Children typically enjoy the Kansas State Fair, which, this year is Sept. 11-20. And, thanks to a change in a Kansas 4-H policy, nine-year olds may have a new reason to smile – and enjoy the fair, a Kansas 4-H spokesperson said.

In past years, a Kansas 4-H member had to earn the top award (either a state fair blue or purple ribbon) in a project category at the county or district fair and be 10 years of age in order to exhibit at the Kansas State Fair, said Justin Wiebers, Kansas State University Research and Extension 4-H specialist.

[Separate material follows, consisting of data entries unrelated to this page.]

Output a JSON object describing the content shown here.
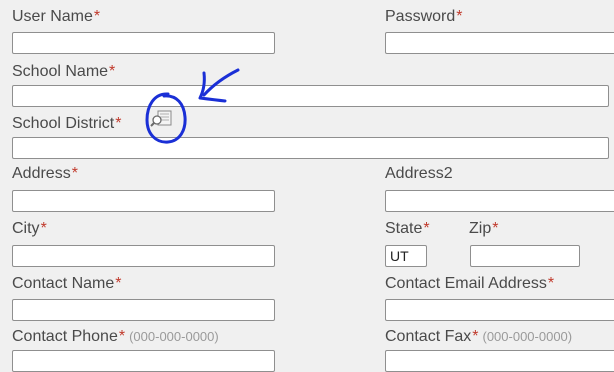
{
  "form": {
    "user_name": {
      "label": "User Name",
      "required_mark": "*",
      "value": ""
    },
    "password": {
      "label": "Password",
      "required_mark": "*",
      "value": ""
    },
    "school_name": {
      "label": "School Name",
      "required_mark": "*",
      "value": ""
    },
    "school_district": {
      "label": "School District",
      "required_mark": "*",
      "value": "",
      "lookup_icon": "lookup-icon"
    },
    "address": {
      "label": "Address",
      "required_mark": "*",
      "value": ""
    },
    "address2": {
      "label": "Address2",
      "value": ""
    },
    "city": {
      "label": "City",
      "required_mark": "*",
      "value": ""
    },
    "state": {
      "label": "State",
      "required_mark": "*",
      "value": "UT"
    },
    "zip": {
      "label": "Zip",
      "required_mark": "*",
      "value": ""
    },
    "contact_name": {
      "label": "Contact Name",
      "required_mark": "*",
      "value": ""
    },
    "contact_email": {
      "label": "Contact Email Address",
      "required_mark": "*",
      "value": ""
    },
    "contact_phone": {
      "label": "Contact Phone",
      "required_mark": "*",
      "hint": "(000-000-0000)",
      "value": ""
    },
    "contact_fax": {
      "label": "Contact Fax",
      "required_mark": "*",
      "hint": "(000-000-0000)",
      "value": ""
    }
  },
  "colors": {
    "background": "#f0f0f0",
    "label_text": "#4a4a4a",
    "required_mark": "#c0392b",
    "hint_text": "#9a9a9a",
    "annotation_ink": "#1a2fd6"
  }
}
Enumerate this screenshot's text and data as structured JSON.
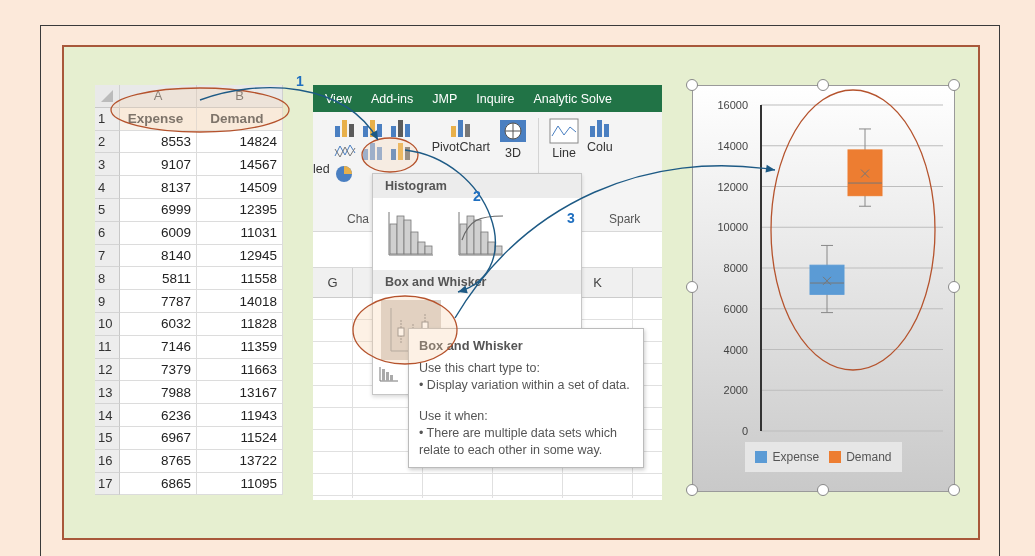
{
  "spreadsheet": {
    "columns": [
      "A",
      "B"
    ],
    "rows": [
      {
        "number": "1",
        "kind": "header",
        "cells": [
          "Expense",
          "Demand"
        ]
      },
      {
        "number": "2",
        "kind": "data",
        "cells": [
          "8553",
          "14824"
        ]
      },
      {
        "number": "3",
        "kind": "data",
        "cells": [
          "9107",
          "14567"
        ]
      },
      {
        "number": "4",
        "kind": "data",
        "cells": [
          "8137",
          "14509"
        ]
      },
      {
        "number": "5",
        "kind": "data",
        "cells": [
          "6999",
          "12395"
        ]
      },
      {
        "number": "6",
        "kind": "data",
        "cells": [
          "6009",
          "11031"
        ]
      },
      {
        "number": "7",
        "kind": "data",
        "cells": [
          "8140",
          "12945"
        ]
      },
      {
        "number": "8",
        "kind": "data",
        "cells": [
          "5811",
          "11558"
        ]
      },
      {
        "number": "9",
        "kind": "data",
        "cells": [
          "7787",
          "14018"
        ]
      },
      {
        "number": "10",
        "kind": "data",
        "cells": [
          "6032",
          "11828"
        ]
      },
      {
        "number": "11",
        "kind": "data",
        "cells": [
          "7146",
          "11359"
        ]
      },
      {
        "number": "12",
        "kind": "data",
        "cells": [
          "7379",
          "11663"
        ]
      },
      {
        "number": "13",
        "kind": "data",
        "cells": [
          "7988",
          "13167"
        ]
      },
      {
        "number": "14",
        "kind": "data",
        "cells": [
          "6236",
          "11943"
        ]
      },
      {
        "number": "15",
        "kind": "data",
        "cells": [
          "6967",
          "11524"
        ]
      },
      {
        "number": "16",
        "kind": "data",
        "cells": [
          "8765",
          "13722"
        ]
      },
      {
        "number": "17",
        "kind": "data",
        "cells": [
          "6865",
          "11095"
        ]
      }
    ]
  },
  "excel": {
    "tabs": [
      "View",
      "Add-ins",
      "JMP",
      "Inquire",
      "Analytic Solve"
    ],
    "ribbon": {
      "recommended_label": "led",
      "pivotchart_label": "PivotChart",
      "map_label": "3D",
      "line_label": "Line",
      "column_label": "Colu",
      "groups": [
        "Cha",
        "Spark"
      ]
    },
    "column_headers": [
      "G",
      "K"
    ],
    "dropdown": {
      "sections": [
        {
          "title": "Histogram",
          "items": [
            {
              "kind": "histogram",
              "selected": false
            },
            {
              "kind": "pareto",
              "selected": false
            }
          ]
        },
        {
          "title": "Box and Whisker",
          "items": [
            {
              "kind": "box-whisker",
              "selected": true
            }
          ]
        }
      ]
    },
    "tooltip": {
      "title": "Box and Whisker",
      "sections": [
        {
          "heading": "Use this chart type to:",
          "bullet": "• Display variation within a set of data."
        },
        {
          "heading": "Use it when:",
          "bullet": "• There are multiple data sets which relate to each other in some way."
        }
      ]
    }
  },
  "chart": {
    "yticks": [
      "16000",
      "14000",
      "12000",
      "10000",
      "8000",
      "6000",
      "4000",
      "2000",
      "0"
    ],
    "legend": [
      {
        "label": "Expense",
        "color": "#5b9bd5"
      },
      {
        "label": "Demand",
        "color": "#ed7d31"
      }
    ]
  },
  "callouts": [
    {
      "label": "1"
    },
    {
      "label": "2"
    },
    {
      "label": "3"
    }
  ]
}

This year, in an effort to expand opportunities for youth and their accomplishments, the age has been adjusted to include nine-year-olds who earn top project awards, Wiebers said.

“A project participant’s success reflects significant growth and development,” he said. “And, while earning the opportunity to exhibit at the Kansas State Fair can be a culmination of years of effort, encouraging participation also is thought to be a building block in developing life skills and interests.”

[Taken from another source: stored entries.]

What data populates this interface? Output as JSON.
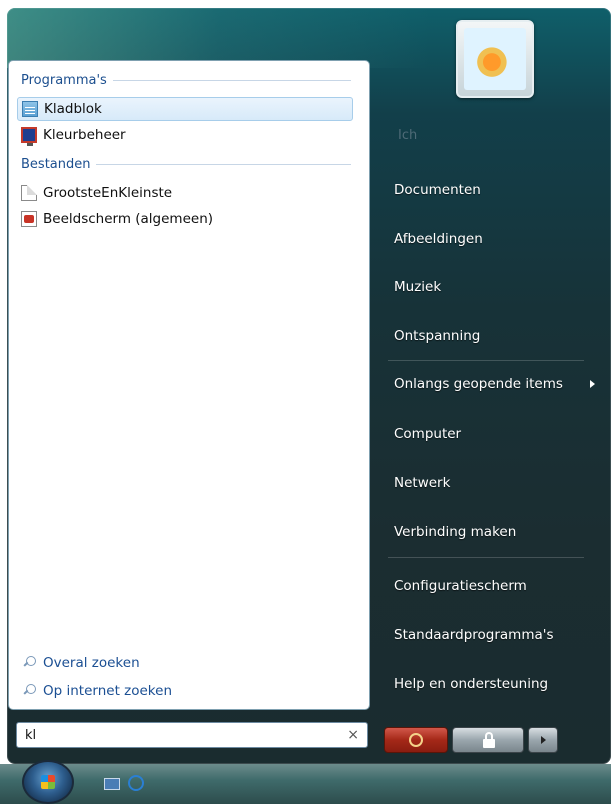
{
  "left_pane": {
    "programs_header": "Programma's",
    "programs": [
      {
        "label": "Kladblok",
        "icon": "notepad-icon",
        "selected": true
      },
      {
        "label": "Kleurbeheer",
        "icon": "color-management-icon",
        "selected": false
      }
    ],
    "files_header": "Bestanden",
    "files": [
      {
        "label": "GrootsteEnKleinste",
        "icon": "text-document-icon"
      },
      {
        "label": "Beeldscherm (algemeen)",
        "icon": "display-settings-icon"
      }
    ],
    "search_links": [
      {
        "label": "Overal zoeken",
        "icon": "search-icon"
      },
      {
        "label": "Op internet zoeken",
        "icon": "search-icon"
      }
    ]
  },
  "search": {
    "value": "kl",
    "clear_label": "×"
  },
  "right_pane": {
    "username": "Ich",
    "items": [
      "Documenten",
      "Afbeeldingen",
      "Muziek",
      "Ontspanning",
      "Onlangs geopende items",
      "Computer",
      "Netwerk",
      "Verbinding maken",
      "Configuratiescherm",
      "Standaardprogramma's",
      "Help en ondersteuning"
    ]
  },
  "colors": {
    "link_blue": "#1b4f93",
    "menu_dark": "#1a2c2f",
    "power_red": "#a42818"
  }
}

“A 4-H project often serves as the foundation for a career interest or lifelong hobby,” Wiebers said.

Successful projects will be on display in 4-H Centennial Hall, which is located at the north end of the fairgrounds. The building will be open from 9 a.m. to 9 p.m. Sept. 11-19, and from 9 a.m. until 6 p.m. Sept. 20 (closing day).

“Everyone is welcome,” said Wiebers, who noted that no prior experience with 4-H programs is needed to enjoy seeing 4-H projects.

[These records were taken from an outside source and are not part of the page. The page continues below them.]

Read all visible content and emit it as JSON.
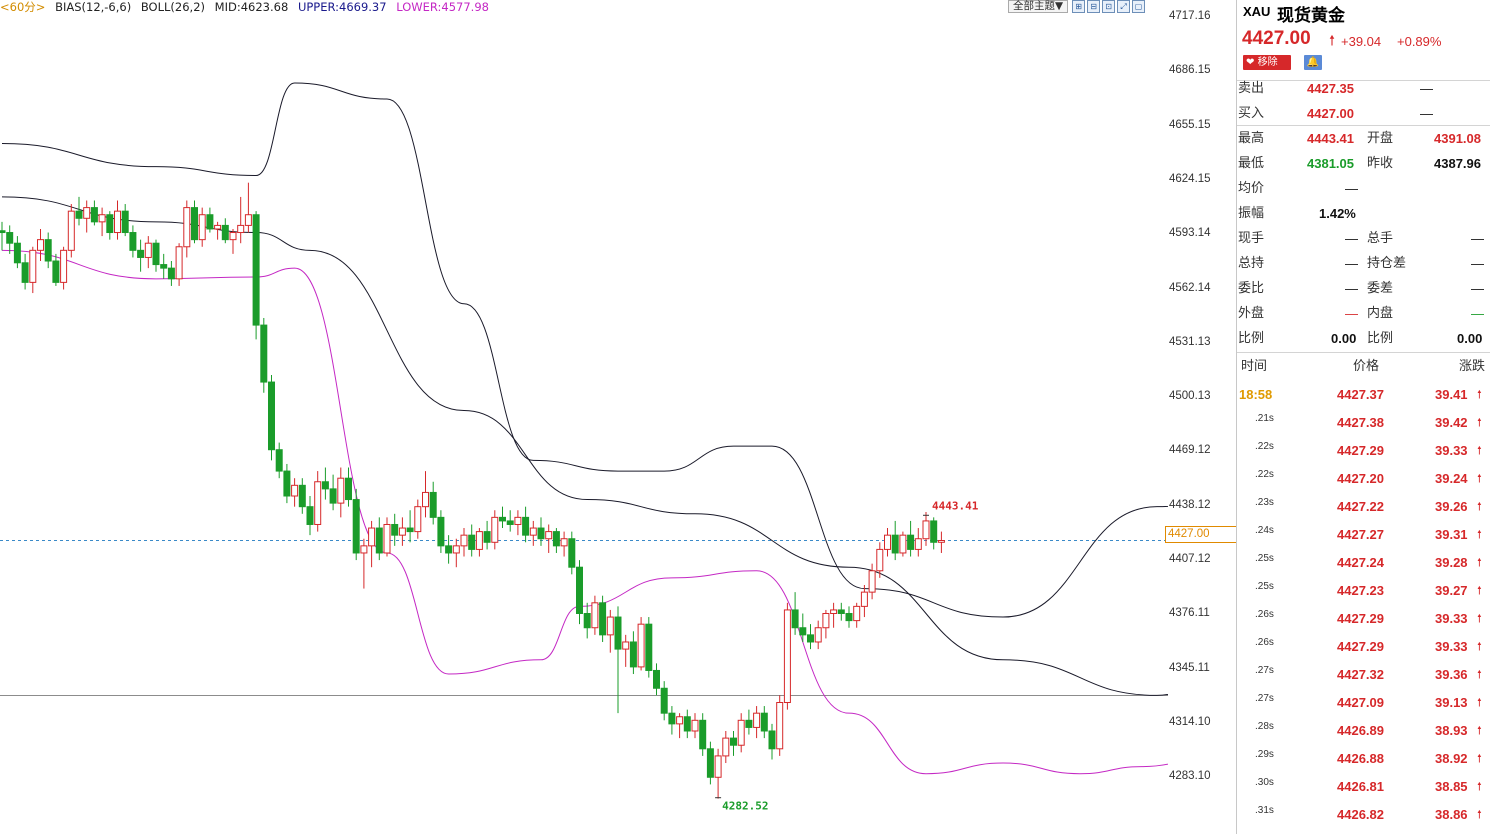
{
  "indicator_bar": {
    "period": "<60分>",
    "bias": "BIAS(12,-6,6)",
    "boll": "BOLL(26,2)",
    "mid": "MID:4623.68",
    "upper": "UPPER:4669.37",
    "lower": "LOWER:4577.98"
  },
  "toolbar": {
    "theme_label": "全部主题▼"
  },
  "axis": {
    "labels": [
      "4717.16",
      "4686.15",
      "4655.15",
      "4624.15",
      "4593.14",
      "4562.14",
      "4531.13",
      "4500.13",
      "4469.12",
      "4438.12",
      "4407.12",
      "4376.11",
      "4345.11",
      "4314.10",
      "4283.10"
    ],
    "current_price": "4427.00",
    "high_marker": "4443.41",
    "low_marker": "4282.52"
  },
  "colors": {
    "up": "#d6282a",
    "down": "#1a9c2a",
    "upper_band": "#1a1a2a",
    "lower_band": "#c428c4",
    "current": "#e08a00"
  },
  "quote": {
    "code": "XAU",
    "name": "现货黄金",
    "last": "4427.00",
    "change": "+39.04",
    "change_pct": "+0.89%",
    "remove_label": "移除",
    "sell_label": "卖出",
    "sell": "4427.35",
    "sell_vol": "—",
    "buy_label": "买入",
    "buy": "4427.00",
    "buy_vol": "—",
    "high_label": "最高",
    "high": "4443.41",
    "open_label": "开盘",
    "open": "4391.08",
    "low_label": "最低",
    "low": "4381.05",
    "prev_label": "昨收",
    "prev": "4387.96",
    "avg_label": "均价",
    "avg": "—",
    "amp_label": "振幅",
    "amp": "1.42%",
    "cur_hand_label": "现手",
    "cur_hand": "—",
    "tot_hand_label": "总手",
    "tot_hand": "—",
    "tot_hold_label": "总持",
    "tot_hold": "—",
    "hold_diff_label": "持仓差",
    "hold_diff": "—",
    "wb_label": "委比",
    "wb": "—",
    "wc_label": "委差",
    "wc": "—",
    "outer_label": "外盘",
    "outer": "—",
    "inner_label": "内盘",
    "inner": "—",
    "ratio_label": "比例",
    "ratio": "0.00",
    "ratio2_label": "比例",
    "ratio2": "0.00"
  },
  "ticks": {
    "head": {
      "time": "时间",
      "price": "价格",
      "change": "涨跌"
    },
    "rows": [
      {
        "t": "18:58",
        "p": "4427.37",
        "c": "39.41"
      },
      {
        "t": ".21s",
        "p": "4427.38",
        "c": "39.42"
      },
      {
        "t": ".22s",
        "p": "4427.29",
        "c": "39.33"
      },
      {
        "t": ".22s",
        "p": "4427.20",
        "c": "39.24"
      },
      {
        "t": ".23s",
        "p": "4427.22",
        "c": "39.26"
      },
      {
        "t": ".24s",
        "p": "4427.27",
        "c": "39.31"
      },
      {
        "t": ".25s",
        "p": "4427.24",
        "c": "39.28"
      },
      {
        "t": ".25s",
        "p": "4427.23",
        "c": "39.27"
      },
      {
        "t": ".26s",
        "p": "4427.29",
        "c": "39.33"
      },
      {
        "t": ".26s",
        "p": "4427.29",
        "c": "39.33"
      },
      {
        "t": ".27s",
        "p": "4427.32",
        "c": "39.36"
      },
      {
        "t": ".27s",
        "p": "4427.09",
        "c": "39.13"
      },
      {
        "t": ".28s",
        "p": "4426.89",
        "c": "38.93"
      },
      {
        "t": ".29s",
        "p": "4426.88",
        "c": "38.92"
      },
      {
        "t": ".30s",
        "p": "4426.81",
        "c": "38.85"
      },
      {
        "t": ".31s",
        "p": "4426.82",
        "c": "38.86"
      }
    ]
  },
  "chart_data": {
    "type": "candlestick",
    "ylim": [
      4270,
      4725
    ],
    "x_count": 123,
    "ohlc": [
      [
        4601,
        4606,
        4590,
        4600
      ],
      [
        4600,
        4604,
        4588,
        4594
      ],
      [
        4594,
        4598,
        4580,
        4583
      ],
      [
        4583,
        4588,
        4568,
        4572
      ],
      [
        4572,
        4592,
        4566,
        4590
      ],
      [
        4590,
        4602,
        4584,
        4596
      ],
      [
        4596,
        4600,
        4580,
        4584
      ],
      [
        4584,
        4588,
        4570,
        4572
      ],
      [
        4572,
        4592,
        4568,
        4590
      ],
      [
        4590,
        4616,
        4586,
        4612
      ],
      [
        4612,
        4620,
        4604,
        4608
      ],
      [
        4608,
        4618,
        4600,
        4614
      ],
      [
        4614,
        4618,
        4604,
        4606
      ],
      [
        4606,
        4614,
        4598,
        4610
      ],
      [
        4610,
        4612,
        4596,
        4600
      ],
      [
        4600,
        4618,
        4596,
        4612
      ],
      [
        4612,
        4616,
        4598,
        4600
      ],
      [
        4600,
        4604,
        4586,
        4590
      ],
      [
        4590,
        4596,
        4578,
        4586
      ],
      [
        4586,
        4598,
        4580,
        4594
      ],
      [
        4594,
        4596,
        4578,
        4582
      ],
      [
        4582,
        4588,
        4574,
        4580
      ],
      [
        4580,
        4584,
        4570,
        4574
      ],
      [
        4574,
        4594,
        4570,
        4592
      ],
      [
        4592,
        4618,
        4586,
        4614
      ],
      [
        4614,
        4618,
        4594,
        4596
      ],
      [
        4596,
        4614,
        4592,
        4610
      ],
      [
        4610,
        4614,
        4600,
        4602
      ],
      [
        4602,
        4606,
        4596,
        4604
      ],
      [
        4604,
        4608,
        4594,
        4596
      ],
      [
        4596,
        4602,
        4588,
        4600
      ],
      [
        4600,
        4620,
        4594,
        4604
      ],
      [
        4604,
        4628,
        4600,
        4610
      ],
      [
        4610,
        4612,
        4540,
        4548
      ],
      [
        4548,
        4552,
        4510,
        4516
      ],
      [
        4516,
        4520,
        4472,
        4478
      ],
      [
        4478,
        4482,
        4462,
        4466
      ],
      [
        4466,
        4470,
        4448,
        4452
      ],
      [
        4452,
        4462,
        4446,
        4458
      ],
      [
        4458,
        4462,
        4442,
        4446
      ],
      [
        4446,
        4452,
        4430,
        4436
      ],
      [
        4436,
        4466,
        4432,
        4460
      ],
      [
        4460,
        4468,
        4450,
        4456
      ],
      [
        4456,
        4464,
        4444,
        4448
      ],
      [
        4448,
        4468,
        4440,
        4462
      ],
      [
        4462,
        4468,
        4446,
        4450
      ],
      [
        4450,
        4456,
        4416,
        4420
      ],
      [
        4420,
        4428,
        4400,
        4424
      ],
      [
        4424,
        4438,
        4412,
        4434
      ],
      [
        4434,
        4440,
        4416,
        4420
      ],
      [
        4420,
        4440,
        4418,
        4436
      ],
      [
        4436,
        4442,
        4424,
        4430
      ],
      [
        4430,
        4440,
        4424,
        4434
      ],
      [
        4434,
        4444,
        4426,
        4432
      ],
      [
        4432,
        4450,
        4428,
        4446
      ],
      [
        4446,
        4466,
        4440,
        4454
      ],
      [
        4454,
        4460,
        4436,
        4440
      ],
      [
        4440,
        4444,
        4420,
        4424
      ],
      [
        4424,
        4430,
        4414,
        4420
      ],
      [
        4420,
        4428,
        4412,
        4424
      ],
      [
        4424,
        4434,
        4418,
        4430
      ],
      [
        4430,
        4436,
        4418,
        4422
      ],
      [
        4422,
        4434,
        4418,
        4432
      ],
      [
        4432,
        4438,
        4422,
        4426
      ],
      [
        4426,
        4444,
        4422,
        4440
      ],
      [
        4440,
        4446,
        4434,
        4438
      ],
      [
        4438,
        4444,
        4432,
        4436
      ],
      [
        4436,
        4444,
        4430,
        4440
      ],
      [
        4440,
        4446,
        4426,
        4430
      ],
      [
        4430,
        4438,
        4424,
        4434
      ],
      [
        4434,
        4440,
        4424,
        4428
      ],
      [
        4428,
        4436,
        4420,
        4432
      ],
      [
        4432,
        4434,
        4420,
        4424
      ],
      [
        4424,
        4432,
        4418,
        4428
      ],
      [
        4428,
        4432,
        4408,
        4412
      ],
      [
        4412,
        4416,
        4380,
        4386
      ],
      [
        4386,
        4392,
        4372,
        4378
      ],
      [
        4378,
        4396,
        4374,
        4392
      ],
      [
        4392,
        4396,
        4370,
        4374
      ],
      [
        4374,
        4388,
        4364,
        4384
      ],
      [
        4384,
        4390,
        4330,
        4366
      ],
      [
        4366,
        4374,
        4356,
        4370
      ],
      [
        4370,
        4376,
        4352,
        4356
      ],
      [
        4356,
        4384,
        4354,
        4380
      ],
      [
        4380,
        4384,
        4350,
        4354
      ],
      [
        4354,
        4358,
        4340,
        4344
      ],
      [
        4344,
        4348,
        4326,
        4330
      ],
      [
        4330,
        4334,
        4318,
        4324
      ],
      [
        4324,
        4330,
        4316,
        4328
      ],
      [
        4328,
        4332,
        4316,
        4320
      ],
      [
        4320,
        4330,
        4316,
        4326
      ],
      [
        4326,
        4330,
        4306,
        4310
      ],
      [
        4310,
        4314,
        4290,
        4294
      ],
      [
        4294,
        4310,
        4282,
        4306
      ],
      [
        4306,
        4320,
        4302,
        4316
      ],
      [
        4316,
        4320,
        4306,
        4312
      ],
      [
        4312,
        4330,
        4308,
        4326
      ],
      [
        4326,
        4332,
        4318,
        4322
      ],
      [
        4322,
        4334,
        4316,
        4330
      ],
      [
        4330,
        4334,
        4316,
        4320
      ],
      [
        4320,
        4324,
        4304,
        4310
      ],
      [
        4310,
        4340,
        4306,
        4336
      ],
      [
        4336,
        4392,
        4332,
        4388
      ],
      [
        4388,
        4398,
        4374,
        4378
      ],
      [
        4378,
        4386,
        4370,
        4374
      ],
      [
        4374,
        4380,
        4366,
        4370
      ],
      [
        4370,
        4382,
        4366,
        4378
      ],
      [
        4378,
        4388,
        4372,
        4386
      ],
      [
        4386,
        4392,
        4378,
        4388
      ],
      [
        4388,
        4392,
        4382,
        4386
      ],
      [
        4386,
        4390,
        4378,
        4382
      ],
      [
        4382,
        4392,
        4378,
        4390
      ],
      [
        4390,
        4402,
        4384,
        4398
      ],
      [
        4398,
        4414,
        4394,
        4410
      ],
      [
        4410,
        4426,
        4406,
        4422
      ],
      [
        4422,
        4434,
        4418,
        4430
      ],
      [
        4430,
        4438,
        4416,
        4420
      ],
      [
        4420,
        4432,
        4418,
        4430
      ],
      [
        4430,
        4438,
        4418,
        4422
      ],
      [
        4422,
        4434,
        4418,
        4428
      ],
      [
        4428,
        4443,
        4424,
        4438
      ],
      [
        4438,
        4440,
        4422,
        4426
      ],
      [
        4426,
        4432,
        4420,
        4427
      ]
    ],
    "boll_upper": [
      [
        0,
        4650
      ],
      [
        20,
        4637
      ],
      [
        33,
        4632
      ],
      [
        38,
        4684
      ],
      [
        50,
        4675
      ],
      [
        60,
        4560
      ],
      [
        69,
        4472
      ],
      [
        80,
        4466
      ],
      [
        86,
        4466
      ],
      [
        95,
        4480
      ],
      [
        100,
        4480
      ],
      [
        112,
        4400
      ],
      [
        130,
        4384
      ],
      [
        150,
        4446
      ],
      [
        168,
        4466
      ]
    ],
    "boll_mid": [
      [
        0,
        4620
      ],
      [
        20,
        4606
      ],
      [
        33,
        4600
      ],
      [
        40,
        4590
      ],
      [
        60,
        4500
      ],
      [
        76,
        4450
      ],
      [
        90,
        4442
      ],
      [
        110,
        4412
      ],
      [
        130,
        4360
      ],
      [
        150,
        4340
      ],
      [
        165,
        4380
      ]
    ],
    "boll_lower": [
      [
        0,
        4590
      ],
      [
        20,
        4574
      ],
      [
        33,
        4575
      ],
      [
        38,
        4580
      ],
      [
        50,
        4420
      ],
      [
        58,
        4352
      ],
      [
        70,
        4360
      ],
      [
        75,
        4390
      ],
      [
        87,
        4406
      ],
      [
        98,
        4410
      ],
      [
        110,
        4330
      ],
      [
        120,
        4296
      ],
      [
        130,
        4302
      ],
      [
        140,
        4296
      ],
      [
        148,
        4300
      ],
      [
        168,
        4330
      ]
    ]
  }
}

Fairgoers come for all sorts of reasons, he said. Former 4-H members usually check in to see what’s new, while others come with a mission such as buying baked goods on sale at the end of the day (Sept. 11) or eyeing geology exhibits in the hope of identifying an unusual rock they spotted while digging in the garden.

The entomology projects, with Kansas insects neatly displayed, are among the most popular exhibits in the building, but sometimes seeing a single project may be all that it takes to encourage others, he said.

Wiebers encourages visitors to allow plenty of time to see top projects from around the state, and noted that visiting the building can be a real plus for families who are considering 4-H youth development.

With more than 30 different projects available, seeing the projects can be helpful to children and families in choosing where they might like to start, said Wiebers, who suggested that “4-H can be a great activity for the whole family to get involved in together.”